Notre sixième avis portera sur la stratégie de déconfinement ; le septième, et sans doute le dernier, proposera une perspective à moyen terme : y aura-t-il une deuxième vague ? Y aura-t-il un médicament ?

Ce comité est multidisciplinaire : au-delà du médical, j’ai tenu à ce que les sciences humaines et sociales, qui sont des sciences, soient présentes. J’ai tenu également à ce que la société civile y soit représentée, et c’est le cas, grâce à la vice-présidente d’ATD-Quart monde. Il comprend évidemment un épidémiologiste et un modélisateur, qui travaillent étroitement avec Santé publique France.

Le confinement avait deux objectifs.

Il s’agissait d’abord de permettre que ceux atteints de formes graves du Covid-19, et qui ont besoin de lits de réanimation puissent en disposer : notre système de soins ne devait pas être submergé. Je crois que nous pouvons, très prudemment, considérer que ce premier objectif est en passe d’être atteint. Les nouvelles admissions en réanimation diminuent, doucement, mais elles partent de très haut ; les lits de réanimation se sont aussi multipliés. Notre modèle de soin semble avoir tenu le choc.
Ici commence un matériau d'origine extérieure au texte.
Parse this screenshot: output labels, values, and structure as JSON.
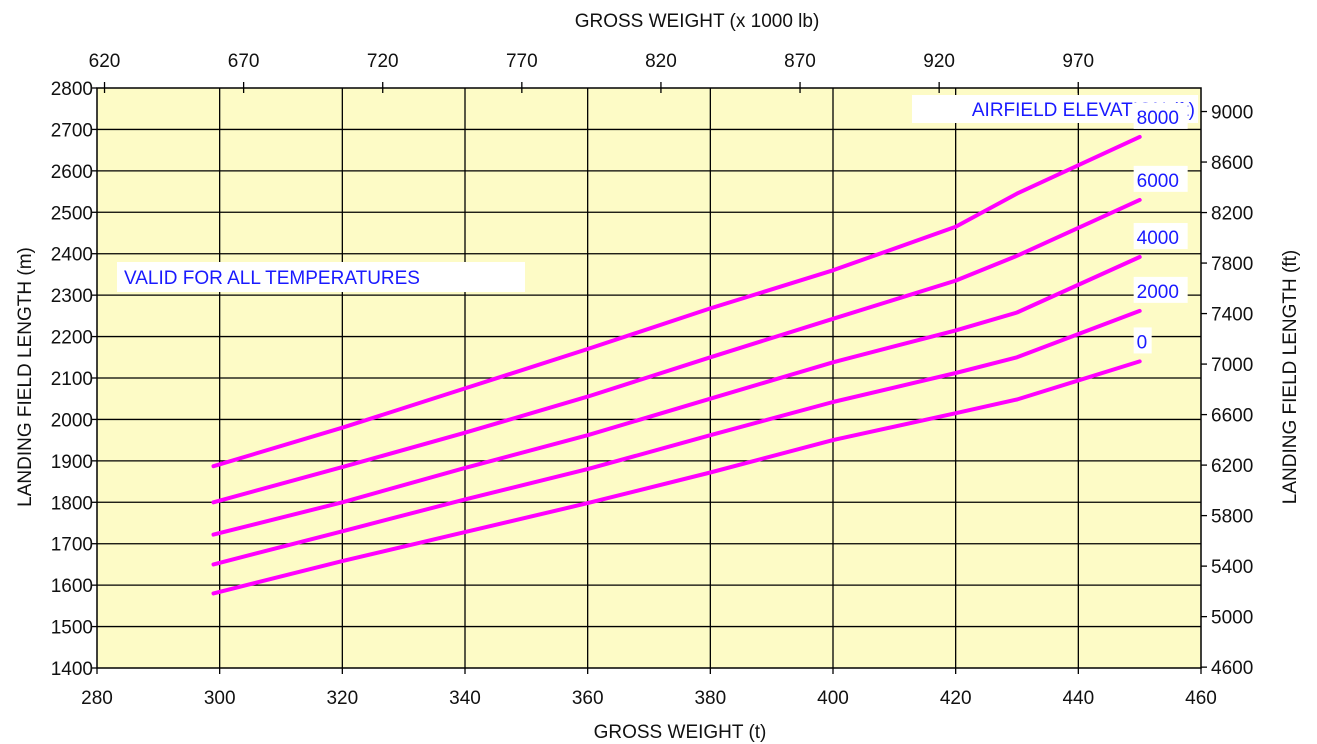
{
  "chart_data": {
    "type": "line",
    "x_bottom": {
      "label": "GROSS WEIGHT (t)",
      "range": [
        280,
        460
      ],
      "ticks": [
        280,
        300,
        320,
        340,
        360,
        380,
        400,
        420,
        440,
        460
      ]
    },
    "x_top": {
      "label": "GROSS WEIGHT (x 1000 lb)",
      "ticks": [
        620,
        670,
        720,
        770,
        820,
        870,
        920,
        970
      ],
      "conversion_lb_per_t": 2.20462
    },
    "y_left": {
      "label": "LANDING FIELD LENGTH (m)",
      "range": [
        1400,
        2800
      ],
      "ticks": [
        1400,
        1500,
        1600,
        1700,
        1800,
        1900,
        2000,
        2100,
        2200,
        2300,
        2400,
        2500,
        2600,
        2700,
        2800
      ]
    },
    "y_right": {
      "label": "LANDING FIELD LENGTH (ft)",
      "ticks": [
        4600,
        5000,
        5400,
        5800,
        6200,
        6600,
        7000,
        7400,
        7800,
        8200,
        8600,
        9000
      ],
      "conversion_ft_per_m": 3.28084
    },
    "grid": true,
    "legend_title": "AIRFIELD ELEVATION (ft)",
    "note": "VALID FOR ALL TEMPERATURES",
    "series": [
      {
        "name": "0",
        "x": [
          299,
          320,
          340,
          360,
          380,
          400,
          420,
          430,
          450
        ],
        "y": [
          1580,
          1658,
          1728,
          1798,
          1872,
          1950,
          2015,
          2048,
          2140
        ]
      },
      {
        "name": "2000",
        "x": [
          299,
          320,
          340,
          360,
          380,
          400,
          420,
          430,
          450
        ],
        "y": [
          1650,
          1730,
          1807,
          1880,
          1962,
          2042,
          2112,
          2150,
          2262
        ]
      },
      {
        "name": "4000",
        "x": [
          299,
          320,
          340,
          360,
          380,
          400,
          420,
          430,
          450
        ],
        "y": [
          1722,
          1800,
          1883,
          1962,
          2050,
          2138,
          2215,
          2258,
          2392
        ]
      },
      {
        "name": "6000",
        "x": [
          299,
          320,
          340,
          360,
          380,
          400,
          420,
          430,
          450
        ],
        "y": [
          1800,
          1885,
          1968,
          2055,
          2150,
          2243,
          2335,
          2395,
          2530
        ]
      },
      {
        "name": "8000",
        "x": [
          299,
          320,
          340,
          360,
          380,
          400,
          420,
          430,
          450
        ],
        "y": [
          1887,
          1980,
          2075,
          2170,
          2268,
          2360,
          2465,
          2545,
          2682
        ]
      }
    ],
    "colors": {
      "plot_bg": "#fdfbc6",
      "line": "#ff00ff",
      "grid": "#000000",
      "annotation": "#1a1aff",
      "label_bg": "#ffffff"
    }
  }
}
Je souligne cependant qu’il existe une grande hétérogénéité entre les régions, pour des raisons que nous ne comprenons pas encore totalement.

Le second objectif était de ralentir la circulation du virus, afin que le nombre de nouvelles infections théoriques à la fin du confinement permette de mener une politique volontariste en matière de tests, de suivi et d’isolement des patients.

Je voudrais maintenant appeler votre attention sur quelques points.

Tout d’abord, le grand public et même les politiques pensent, à tort, que le déconfinement sera une étape différente. En passant du confinement au déconfinement, on ne va pas passer du noir au blanc mais du noir au gris foncé. Cette date du 11 mai a été donnée comme repère pour le citoyen, mais elle s’inscrit dans un continuum : il n’y aura pas un avant et un après. Si nous ne faisons pas très attention à cela, le virus et le cycle de multiplication virale peuvent repartir.

Pour parler techniquement, le R0, c’est-à-dire le nombre de personnes auxquelles un malade risque de transmettre la maladie, devrait se situer aux alentours de 0,6 ou 0,7, selon les données dont nous disposons, ce qui signifie que 10 000 à 15 000 personnes continueront à être infectées chaque jour en France. Si nous sommes dans cet ordre de grandeur, nous serons vraisemblablement capables de tracer les personnes concernées. Nous allons passer ce cap de manière très progressive et avec grande prudence, sachant qu’il risque de se produire quelques petites bouffées épidémiques auxquelles nous devrons faire très attention.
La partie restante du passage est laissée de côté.